One way fungi develop drug resistance is through increased transcription of genes for xenobiotic efflux pump proteins. These proteins expel antifungal drugs from the cell which prevents drugs from accumulating to toxic levels. In C. glabrata, the transcription factor protein Pdr1 initiates the production of xenobiotic efflux pumps implicated in resistance to the azole class of antifungal agents. Knockout of the PDR1 gene results in decreased levels of drug efflux pumps and increased susceptibility to antifungal agents, underscoring the critical role of Pdr1 in regulating drug resistance.

In the Breen lab, we are investigating how post-translational modifications such as phosphorylation regulate Pdr1 and drug resistance in C. glabrata. We have generated mutations in PDR1 gene that prevent post-translational modifications and revert C. glabrata to a drug sensitive phenotype (Figure 1). These Pdr1 variants are being further investigated to characterize how post-translation modifications at specific sites regulate Pdr1 localization and interactions.

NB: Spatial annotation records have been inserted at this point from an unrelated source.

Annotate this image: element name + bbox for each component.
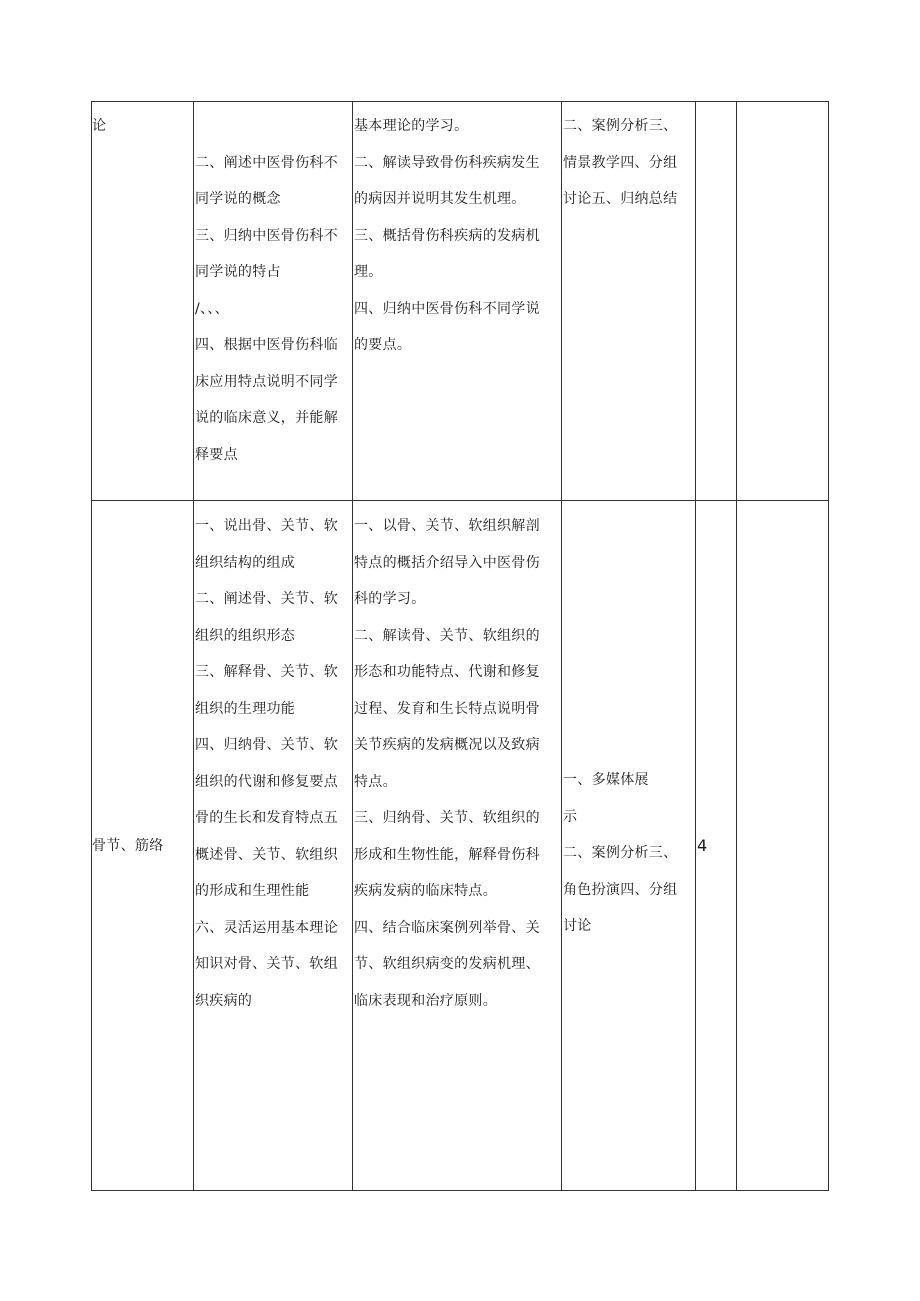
text-line: 的要点。 [354, 337, 412, 353]
text-line: 讨论五、归纳总结 [563, 191, 678, 207]
text-line: 一、多媒体展 [563, 772, 649, 788]
row2-content [354, 508, 540, 1019]
text-line: 四、结合临床案例列举骨、关 [354, 919, 540, 936]
text-line: 形成和生物性能，解释骨伤科 [354, 846, 540, 863]
text-line: 的形成和生理性能 [195, 883, 310, 899]
text-line: 同学说的概念 [195, 191, 281, 207]
text-line: 二、解读导致骨伤科疾病发生 [354, 154, 540, 171]
row2-methods [563, 762, 677, 945]
text-line: 床应用特点说明不同学 [195, 373, 338, 390]
text-line: 二、案例分析三、 [563, 118, 678, 134]
row1-topic: 论 [92, 118, 107, 134]
text-line: 说的临床意义，并能解 [195, 410, 338, 426]
row1-content [354, 108, 540, 364]
text-line: 概述骨、关节、软组织 [195, 846, 338, 863]
col-border [193, 101, 194, 1191]
text-line: 疾病发病的临床特点。 [354, 883, 497, 899]
text-line: 组织结构的组成 [195, 554, 296, 571]
text-line: 一、以骨、关节、软组织解剖 [354, 518, 540, 534]
text-line: 四、归纳骨、关节、软 [195, 737, 338, 753]
col-border [91, 101, 92, 1191]
text-line: 临床表现和治疗原则。 [354, 992, 497, 1009]
col-border [736, 101, 737, 1191]
text-line: /、、、 [195, 300, 229, 317]
text-line: 同学说的特占 [195, 264, 281, 280]
text-line: 三、解释骨、关节、软 [195, 664, 338, 680]
col-border [352, 101, 353, 1191]
text-line: 理。 [354, 264, 383, 280]
text-line: 一、说出骨、关节、软 [195, 518, 338, 534]
text-line: 四、根据中医骨伤科临 [195, 337, 338, 353]
row2-objectives [195, 508, 338, 1019]
text-line: 织疾病的 [195, 992, 253, 1009]
row-divider [91, 500, 829, 501]
col-border [561, 101, 562, 1191]
text-line: 情景教学四、分组 [563, 154, 678, 171]
col-border [695, 101, 696, 1191]
text-line: 过程、发育和生长特点说明骨 [354, 700, 540, 717]
text-line: 特点。 [354, 773, 397, 790]
text-line: 二、解读骨、关节、软组织的 [354, 627, 540, 644]
text-line: 组织的代谢和修复要点 [195, 773, 338, 790]
text-line: 关节疾病的发病概况以及致病 [354, 737, 540, 753]
text-line: 骨的生长和发育特点五 [195, 810, 338, 826]
text-line: 三、归纳中医骨伤科不 [195, 227, 338, 244]
table-bottom-border [91, 1190, 829, 1191]
text-line: 二、阐述中医骨伤科不 [195, 154, 338, 171]
text-line: 角色扮演四、分组 [563, 881, 678, 898]
text-line: 科的学习。 [354, 591, 426, 607]
text-line: 的病因并说明其发生机理。 [354, 191, 526, 207]
text-line: 基本理论的学习。 [354, 118, 469, 134]
row1-objectives [195, 108, 338, 473]
syllabus-table [91, 101, 829, 1191]
col-border [828, 101, 829, 1191]
text-line: 六、灵活运用基本理论 [195, 919, 338, 936]
text-line: 知识对骨、关节、软组 [195, 956, 338, 972]
row2-topic: 骨节、筋络 [92, 838, 164, 854]
text-line: 四、归纳中医骨伤科不同学说 [354, 300, 540, 317]
text-line: 三、概括骨伤科疾病的发病机 [354, 227, 540, 244]
text-line: 三、归纳骨、关节、软组织的 [354, 810, 540, 826]
text-line: 组织的组织形态 [195, 627, 296, 644]
row1-methods [563, 108, 677, 218]
text-line: 二、案例分析三、 [563, 845, 678, 861]
text-line: 形态和功能特点、代谢和修复 [354, 664, 540, 680]
text-line: 节、软组织病变的发病机理、 [354, 956, 540, 972]
text-line: 二、阐述骨、关节、软 [195, 591, 338, 607]
text-line: 特点的概括介绍导入中医骨伤 [354, 554, 540, 571]
table-top-border [91, 101, 829, 102]
text-line [195, 108, 338, 145]
row2-hours: 4 [697, 836, 708, 855]
text-line: 讨论 [563, 918, 592, 934]
text-line: 示 [563, 808, 578, 825]
text-line: 释要点 [195, 446, 238, 463]
text-line: 组织的生理功能 [195, 700, 296, 717]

Figure 1. C. glabrata with wild type Pdr1 grows on solid agar medium containing azole drugs. Pdr1 variant 1 reverts C. glabrata to a drug sensitive phenotype, and it no longer survives in the presence of azole drugs.

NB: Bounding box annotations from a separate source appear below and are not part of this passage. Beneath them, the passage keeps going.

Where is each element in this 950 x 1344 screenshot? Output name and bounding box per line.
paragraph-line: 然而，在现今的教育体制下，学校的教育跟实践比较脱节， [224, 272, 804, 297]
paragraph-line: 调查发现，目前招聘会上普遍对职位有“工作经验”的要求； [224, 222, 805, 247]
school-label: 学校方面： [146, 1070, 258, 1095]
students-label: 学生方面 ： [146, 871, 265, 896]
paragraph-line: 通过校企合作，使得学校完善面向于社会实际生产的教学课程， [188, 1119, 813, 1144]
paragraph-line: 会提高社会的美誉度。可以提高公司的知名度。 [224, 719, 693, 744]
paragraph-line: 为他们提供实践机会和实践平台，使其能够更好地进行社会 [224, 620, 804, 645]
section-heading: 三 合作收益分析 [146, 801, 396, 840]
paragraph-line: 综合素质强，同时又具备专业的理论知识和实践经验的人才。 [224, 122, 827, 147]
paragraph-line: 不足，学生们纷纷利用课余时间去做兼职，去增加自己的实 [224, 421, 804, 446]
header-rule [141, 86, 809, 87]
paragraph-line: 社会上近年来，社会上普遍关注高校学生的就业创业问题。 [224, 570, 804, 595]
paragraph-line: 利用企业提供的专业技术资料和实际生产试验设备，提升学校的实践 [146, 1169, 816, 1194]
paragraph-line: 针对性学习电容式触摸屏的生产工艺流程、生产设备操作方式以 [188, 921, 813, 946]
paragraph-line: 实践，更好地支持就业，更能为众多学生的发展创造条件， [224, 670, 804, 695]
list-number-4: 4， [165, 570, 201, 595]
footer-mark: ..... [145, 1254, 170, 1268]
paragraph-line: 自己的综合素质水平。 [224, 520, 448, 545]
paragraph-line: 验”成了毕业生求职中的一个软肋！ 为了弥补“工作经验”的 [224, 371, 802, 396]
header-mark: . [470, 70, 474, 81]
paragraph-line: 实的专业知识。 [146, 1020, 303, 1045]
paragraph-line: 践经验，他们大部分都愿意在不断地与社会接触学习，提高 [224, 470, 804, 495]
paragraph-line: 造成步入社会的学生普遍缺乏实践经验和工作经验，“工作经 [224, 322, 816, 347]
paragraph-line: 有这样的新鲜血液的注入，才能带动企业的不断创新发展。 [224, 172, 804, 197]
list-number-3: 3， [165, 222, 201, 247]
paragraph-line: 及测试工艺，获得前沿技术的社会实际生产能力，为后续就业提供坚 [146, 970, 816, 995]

Genetic Code Expansion in C. glabrata

Normally, proteins are assembled from 20 canonical amino acids, but genetic code expansion techniques incorporate non-canonical amino acids into proteins in a living cell. The non-canonical amino acid can give the protein new chemical properties and enable new types of experiments to probe protein function. Genetic code expansion uses a biorthogonal amino acid tRNA synthetase and tRNA pair to site-specifically incorporate a non-canonical amino acid into a protein at an amber stop codon (UAG). First, the bioorthogonal amino acid tRNA synthetase charges the bioorthogonal tRNA with the non-canonical amino acid, then the bioorthogonal tRNA recognizes the amber codon in mRNA (Figure 2). This converts the amber codon from stop codon to a codon for the non-canonical amino acid. By altering a gene sequence to contain an amber stop codon, a protein can be synthesized with a non-canonical amino acid at a desired location.

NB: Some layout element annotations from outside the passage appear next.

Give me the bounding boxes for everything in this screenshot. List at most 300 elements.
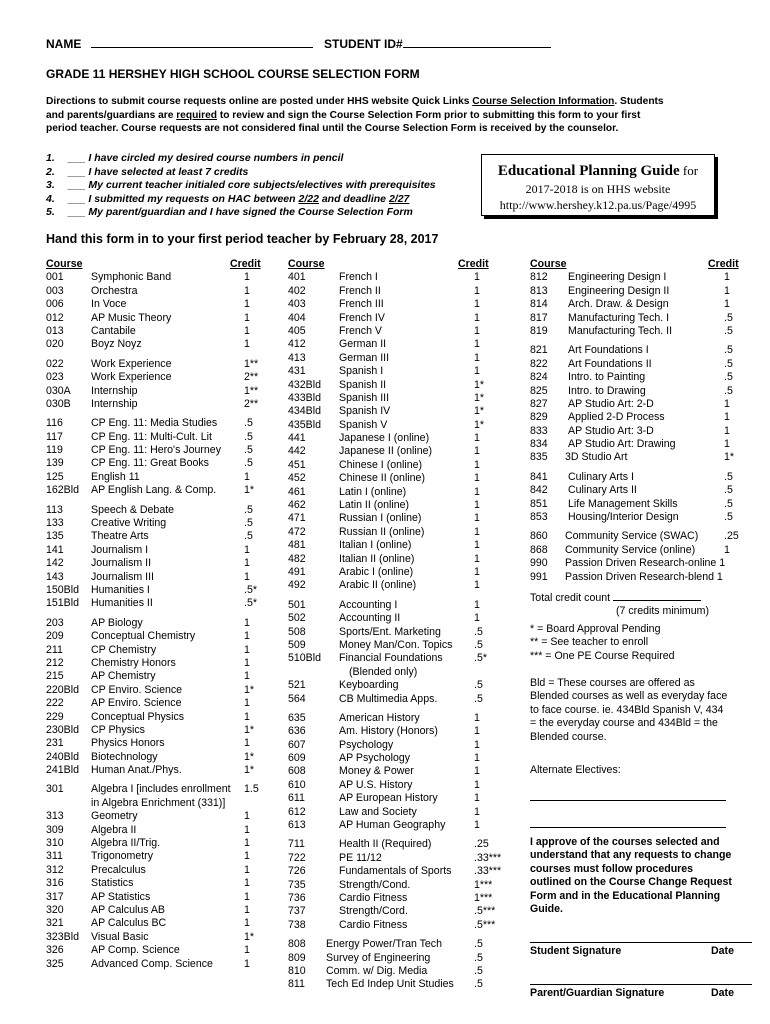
course-number: 431 (288, 365, 306, 378)
course-row[interactable] (46, 504, 276, 517)
course-row[interactable] (288, 312, 498, 325)
course-row[interactable] (288, 579, 498, 592)
parent-date-label: Date (711, 987, 734, 999)
course-row[interactable] (288, 666, 498, 679)
course-row[interactable] (288, 365, 498, 378)
course-row[interactable] (46, 457, 276, 470)
course-credit: 1* (244, 764, 255, 777)
course-number: 432Bld (288, 378, 321, 391)
course-row[interactable] (288, 919, 498, 932)
course-row[interactable] (530, 544, 755, 557)
course-credit: 1 (474, 552, 480, 565)
course-name: Art Foundations I (568, 344, 649, 357)
course-column-2 (288, 258, 502, 992)
course-credit: 1 (474, 445, 480, 458)
course-name: Advanced Comp. Science (91, 957, 213, 970)
course-row[interactable] (288, 892, 498, 905)
course-row[interactable] (288, 512, 498, 525)
course-name: CP Eng. 11: Hero's Journey (91, 444, 222, 457)
course-number: 125 (46, 470, 64, 483)
course-selection-info-link[interactable]: Course Selection Information (472, 96, 615, 107)
alternate-electives-label: Alternate Electives: (530, 764, 621, 776)
course-credit: 1** (244, 357, 259, 370)
course-number: 611 (288, 792, 305, 805)
course-name: Arabic II (online) (339, 579, 417, 592)
course-name: Symphonic Band (91, 271, 172, 284)
course-name: Life Management Skills (568, 497, 678, 510)
course-row[interactable] (46, 271, 276, 284)
course-row[interactable] (46, 670, 276, 683)
course-name: Engineering Design I (568, 271, 667, 284)
course-row[interactable] (288, 539, 498, 552)
course-row[interactable] (46, 417, 276, 430)
course-credit: 1 (244, 863, 250, 876)
checklist-item[interactable]: 5. ___ My parent/guardian and I have signed the Course Selection Form (46, 206, 413, 218)
course-header: Course (288, 258, 325, 270)
course-row[interactable] (46, 958, 276, 971)
course-row[interactable] (46, 630, 276, 643)
course-row[interactable] (288, 486, 498, 499)
course-credit: 1 (474, 765, 480, 778)
course-row[interactable] (46, 644, 276, 657)
course-credit: .5 (474, 938, 483, 951)
course-row[interactable] (46, 697, 276, 710)
course-credit: .25 (474, 838, 489, 851)
student-date-label: Date (711, 945, 734, 957)
course-row[interactable] (288, 298, 498, 311)
course-credit: .5 (244, 503, 253, 516)
course-row[interactable] (46, 584, 276, 597)
course-credit: .5 (724, 371, 733, 384)
course-name: Accounting I (339, 598, 398, 611)
course-row[interactable] (530, 285, 755, 298)
total-credit-label: Total credit count (530, 592, 611, 604)
course-row[interactable] (46, 917, 276, 930)
course-name: Creative Writing (91, 517, 167, 530)
course-number: 117 (46, 430, 63, 443)
course-name: Journalism II (91, 557, 152, 570)
course-row[interactable] (46, 398, 276, 411)
course-row[interactable] (46, 312, 276, 325)
course-number: 722 (288, 851, 306, 864)
course-row[interactable] (288, 725, 498, 738)
course-name: Accounting II (339, 612, 401, 625)
course-name: Financial Foundations (339, 652, 443, 665)
course-row[interactable] (530, 298, 755, 311)
course-row[interactable] (530, 385, 755, 398)
course-name: 3D Studio Art (565, 451, 628, 464)
course-credit: 1* (474, 378, 485, 391)
course-number: 326 (46, 944, 64, 957)
course-credit: 1*** (474, 878, 493, 891)
course-credit: 1 (724, 543, 730, 556)
course-credit: 1 (244, 710, 250, 723)
course-row[interactable] (288, 405, 498, 418)
course-row[interactable] (288, 285, 498, 298)
course-row[interactable] (288, 419, 498, 432)
course-row[interactable] (46, 385, 276, 398)
course-number: 613 (288, 819, 306, 832)
guide-title: Educational Planning Guide (497, 163, 680, 179)
course-row[interactable] (530, 411, 755, 424)
course-number: 403 (288, 298, 306, 311)
course-number: 726 (288, 865, 306, 878)
student-signature-line[interactable] (530, 942, 752, 943)
course-row[interactable] (530, 358, 755, 371)
course-credit: 1 (474, 311, 480, 324)
course-number: 737 (288, 905, 306, 918)
course-row[interactable] (288, 459, 498, 472)
guide-url-link[interactable]: http://www.hershey.k12.pa.us/Page/4995 (499, 198, 697, 212)
course-number: 829 (530, 411, 548, 424)
course-row[interactable] (46, 517, 276, 530)
course-row[interactable] (288, 879, 498, 892)
course-number: 824 (530, 371, 548, 384)
course-name: Chemistry Honors (91, 656, 176, 669)
course-row[interactable] (46, 944, 276, 957)
course-name: CB Multimedia Apps. (339, 692, 438, 705)
course-row[interactable] (46, 285, 276, 298)
course-name: PE 11/12 (339, 851, 382, 864)
course-row[interactable] (288, 905, 498, 918)
course-credit: 1 (474, 539, 480, 552)
course-name: CP Enviro. Science (91, 683, 183, 696)
course-credit: .5 (244, 430, 253, 443)
course-row[interactable] (46, 931, 276, 944)
course-number: 510Bld (288, 652, 321, 665)
course-number: 738 (288, 918, 306, 931)
course-row[interactable] (530, 511, 755, 524)
course-name: Spanish II (339, 378, 387, 391)
course-row[interactable] (46, 797, 276, 810)
course-number: 472 (288, 525, 306, 538)
course-row[interactable] (288, 612, 498, 625)
course-row[interactable] (46, 751, 276, 764)
course-row[interactable] (46, 724, 276, 737)
course-number: 212 (46, 656, 64, 669)
course-name: Humanities I (91, 583, 150, 596)
course-row[interactable] (46, 530, 276, 543)
course-credit: 1 (474, 565, 480, 578)
course-row[interactable] (530, 398, 755, 411)
course-row[interactable] (530, 344, 755, 357)
course-row[interactable] (530, 471, 755, 484)
course-row[interactable] (46, 810, 276, 823)
course-row[interactable] (46, 891, 276, 904)
course-row[interactable] (530, 325, 755, 338)
course-number: 508 (288, 625, 306, 638)
course-name: Culinary Arts I (568, 470, 634, 483)
course-row[interactable] (530, 425, 755, 438)
course-name: Russian I (online) (339, 512, 422, 525)
course-row[interactable] (288, 626, 498, 639)
course-row[interactable] (288, 865, 502, 878)
course-row[interactable] (46, 783, 276, 796)
course-credit: 1* (474, 418, 485, 431)
course-row[interactable] (288, 271, 498, 284)
course-row[interactable] (46, 617, 276, 630)
course-name: Manufacturing Tech. II (568, 324, 673, 337)
course-row[interactable] (288, 679, 498, 692)
course-number: 435Bld (288, 418, 321, 431)
course-number: 461 (288, 485, 306, 498)
course-name: Health II (Required) (339, 838, 432, 851)
course-row[interactable] (46, 877, 276, 890)
course-row[interactable] (46, 837, 276, 850)
course-number: 521 (288, 679, 306, 692)
course-row[interactable] (288, 325, 498, 338)
course-row[interactable] (46, 684, 276, 697)
course-row[interactable] (288, 445, 498, 458)
course-credit: 1 (724, 284, 730, 297)
alternate-elective-line-2[interactable] (530, 827, 726, 828)
course-row[interactable] (46, 298, 276, 311)
course-credit: 1 (474, 725, 480, 738)
course-name: AP Studio Art: 3-D (568, 424, 654, 437)
course-row[interactable] (288, 819, 498, 832)
course-row[interactable] (288, 652, 498, 665)
course-name: French III (339, 298, 384, 311)
course-credit: 1 (244, 670, 250, 683)
course-name: Work Experience (91, 357, 172, 370)
course-credit: .5 (244, 444, 253, 457)
course-number: 433Bld (288, 391, 321, 404)
course-credit: 1 (474, 432, 480, 445)
student-id-input-line[interactable] (403, 36, 551, 48)
course-name: French I (339, 271, 378, 284)
course-name: Precalculus (91, 863, 146, 876)
course-name: German II (339, 338, 387, 351)
alternate-elective-line-1[interactable] (530, 800, 726, 801)
course-name: AP Studio Art: 2-D (568, 397, 654, 410)
checklist-item[interactable]: 1. ___ I have circled my desired course numbers in pencil (46, 152, 344, 164)
credit-minimum: (7 credits minimum) (616, 605, 710, 618)
course-credit: 1 (474, 324, 480, 337)
course-number: 491 (288, 565, 306, 578)
course-row[interactable] (46, 325, 276, 338)
course-row[interactable] (530, 557, 755, 570)
course-name: CP Physics (91, 723, 145, 736)
course-row[interactable] (46, 824, 276, 837)
course-credit: 1 (244, 903, 250, 916)
course-name: AP Comp. Science (91, 944, 180, 957)
course-row[interactable] (288, 352, 498, 365)
course-row[interactable] (288, 379, 498, 392)
course-row[interactable] (46, 338, 276, 351)
total-credit-input[interactable] (613, 590, 701, 601)
legend-item: *** = One PE Course Required (530, 649, 675, 662)
course-number: 230Bld (46, 723, 79, 736)
course-row[interactable] (46, 764, 276, 777)
course-name: Statistics (91, 877, 134, 890)
course-number: 610 (288, 778, 306, 791)
course-credit: .5 (244, 517, 253, 530)
course-row[interactable] (530, 271, 755, 284)
course-name: Housing/Interior Design (568, 511, 679, 524)
course-row[interactable] (288, 806, 498, 819)
course-row[interactable] (288, 566, 498, 579)
course-row[interactable] (288, 392, 498, 405)
course-name: Survey of Engineering (326, 951, 431, 964)
course-row[interactable] (288, 599, 498, 612)
course-row[interactable] (530, 498, 755, 511)
course-name: French IV (339, 311, 385, 324)
course-row[interactable] (46, 571, 276, 584)
course-number: 020 (46, 338, 64, 351)
course-name: Community Service (online) (565, 543, 696, 556)
course-name: Geometry (91, 810, 138, 823)
course-number: 868 (530, 543, 548, 556)
course-header: Course (530, 258, 567, 270)
course-row[interactable] (288, 952, 498, 965)
total-credit-block (530, 590, 750, 619)
course-number: 220Bld (46, 683, 79, 696)
course-credit: .5* (244, 597, 257, 610)
course-row[interactable] (288, 765, 498, 778)
course-number: 316 (46, 877, 64, 890)
course-row[interactable] (46, 471, 276, 484)
course-row[interactable] (46, 544, 276, 557)
course-credit: 1 (474, 738, 480, 751)
course-row[interactable] (46, 444, 276, 457)
course-row[interactable] (530, 312, 755, 325)
course-row[interactable] (46, 431, 276, 444)
credit-header: Credit (708, 258, 739, 270)
course-row[interactable] (46, 864, 276, 877)
course-name: Tech Ed Indep Unit Studies (326, 978, 454, 991)
course-credit: 1 (244, 890, 250, 903)
course-row[interactable] (288, 499, 498, 512)
course-row[interactable] (288, 752, 498, 765)
course-name: AP Chemistry (91, 670, 156, 683)
course-row[interactable] (46, 850, 276, 863)
course-credit: 1 (474, 298, 480, 311)
course-number: 810 (288, 964, 306, 977)
name-input-line[interactable] (91, 36, 313, 48)
course-number: 023 (46, 371, 64, 384)
course-credit: 1 (724, 298, 730, 311)
course-name: Culinary Arts II (568, 484, 637, 497)
course-row[interactable] (288, 965, 498, 978)
course-credit: 1** (244, 384, 259, 397)
course-name: Speech & Debate (91, 503, 175, 516)
course-name: in Algebra Enrichment (331)] (91, 796, 226, 809)
course-name: Intro. to Drawing (568, 384, 646, 397)
course-name: Spanish III (339, 391, 390, 404)
course-row[interactable] (288, 526, 498, 539)
checklist-item[interactable]: 3. ___ My current teacher initialed core subjects/electives with prerequisites (46, 179, 436, 191)
course-row[interactable] (288, 851, 502, 865)
course-row[interactable] (46, 597, 276, 610)
course-number: 607 (288, 738, 306, 751)
course-number: 309 (46, 823, 64, 836)
course-name: Boyz Noyz (91, 338, 142, 351)
course-row[interactable] (530, 451, 755, 464)
course-name: French V (339, 324, 382, 337)
course-name: Algebra II (91, 823, 137, 836)
course-row[interactable] (288, 978, 498, 991)
course-number: 141 (46, 543, 64, 556)
course-row[interactable] (288, 472, 498, 485)
course-row[interactable] (46, 737, 276, 750)
course-name: CP Chemistry (91, 643, 157, 656)
course-number: 814 (530, 298, 548, 311)
parent-signature-line[interactable] (530, 984, 752, 985)
course-credit: 1 (474, 819, 480, 832)
legend (530, 623, 750, 663)
course-name: Community Service (SWAC) (565, 530, 699, 543)
course-row[interactable] (46, 484, 276, 497)
course-name: Latin I (online) (339, 485, 407, 498)
course-name: Russian II (online) (339, 525, 425, 538)
course-row[interactable] (46, 657, 276, 670)
checklist-item[interactable]: 2. ___ I have selected at least 7 credits (46, 165, 249, 178)
course-row[interactable] (530, 484, 755, 497)
course-number: 310 (46, 837, 64, 850)
course-row[interactable] (46, 358, 276, 371)
course-row[interactable] (288, 553, 498, 566)
course-credit: 1 (244, 850, 250, 863)
course-name: American History (339, 711, 420, 724)
course-row[interactable] (288, 838, 498, 851)
course-number: 320 (46, 903, 64, 916)
course-number: 451 (288, 458, 306, 471)
parent-signature-label: Parent/Guardian Signature (530, 987, 665, 999)
course-name: Passion Driven Research-blend 1 (565, 570, 723, 583)
course-row[interactable] (46, 904, 276, 917)
course-row[interactable] (288, 712, 498, 725)
course-row[interactable] (288, 639, 498, 652)
course-row[interactable] (288, 739, 498, 752)
course-number: 012 (46, 311, 64, 324)
course-name: Trigonometry (91, 850, 154, 863)
course-credit: 1 (474, 579, 480, 592)
course-row[interactable] (288, 779, 498, 792)
course-row[interactable] (530, 571, 755, 584)
course-row[interactable] (288, 792, 498, 805)
course-row[interactable] (288, 693, 498, 706)
course-name: AP English Lang. & Comp. (91, 484, 217, 497)
course-credit: .5* (244, 583, 257, 596)
course-row[interactable] (288, 938, 498, 951)
course-name: German III (339, 351, 390, 364)
course-credit: 1 (244, 823, 250, 836)
checklist-item[interactable]: 4. ___ I submitted my requests on HAC between 2/22 and deadline 2/27 (46, 192, 410, 205)
course-number: 827 (530, 397, 548, 410)
course-name: Comm. w/ Dig. Media (326, 964, 428, 977)
course-credit: 1* (724, 451, 735, 464)
course-row[interactable] (46, 557, 276, 570)
course-row[interactable] (46, 371, 276, 384)
course-row[interactable] (288, 432, 498, 445)
course-name: Passion Driven Research-online 1 (565, 557, 726, 570)
course-number: 481 (288, 539, 306, 552)
course-row[interactable] (530, 371, 755, 384)
course-credit: .33*** (474, 851, 502, 864)
course-number: 991 (530, 570, 548, 583)
course-name: Law and Society (339, 805, 417, 818)
course-number: 312 (46, 863, 64, 876)
course-row[interactable] (530, 530, 755, 543)
course-credit: 1 (244, 737, 250, 750)
course-name: AP Biology (91, 616, 143, 629)
course-number: 229 (46, 710, 64, 723)
course-row[interactable] (46, 711, 276, 724)
course-credit: 1 (474, 485, 480, 498)
course-number: 116 (46, 417, 63, 430)
course-row[interactable] (288, 338, 498, 351)
course-row[interactable] (530, 438, 755, 451)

Figure 2. When a bioorthogonal amino acid tRNA synthetase and tRNA are not present, the amber codon acts as a stop codon. If the bioorthogonal amino acid tRNA synthetase, bioorthogonal tRNA, and non-canonical amino acid are present, then the charged bioorthogonal tRNA will recognize the amber codon and the non-canonical amino acid is incorporated into the growing polypeptide chain.

In the Breen lab, we are developing new genetic code expansion systems to produce proteins containing non-canonical amino acids in C. glabrata. While this technique has been used in other species, including the closely related organism Saccharomyces cerevisiae, genetic code expansion has never been utilized in C. glabrata before. The incorporation of non-canonical amino acids will enable us to probe protein-protein interactions regulating drug resistance in their native environment.

Research Funding

  • SC-INBRE DRP: Effects of phosphosites on azole resistance in Candida glabrata, 2021-2023.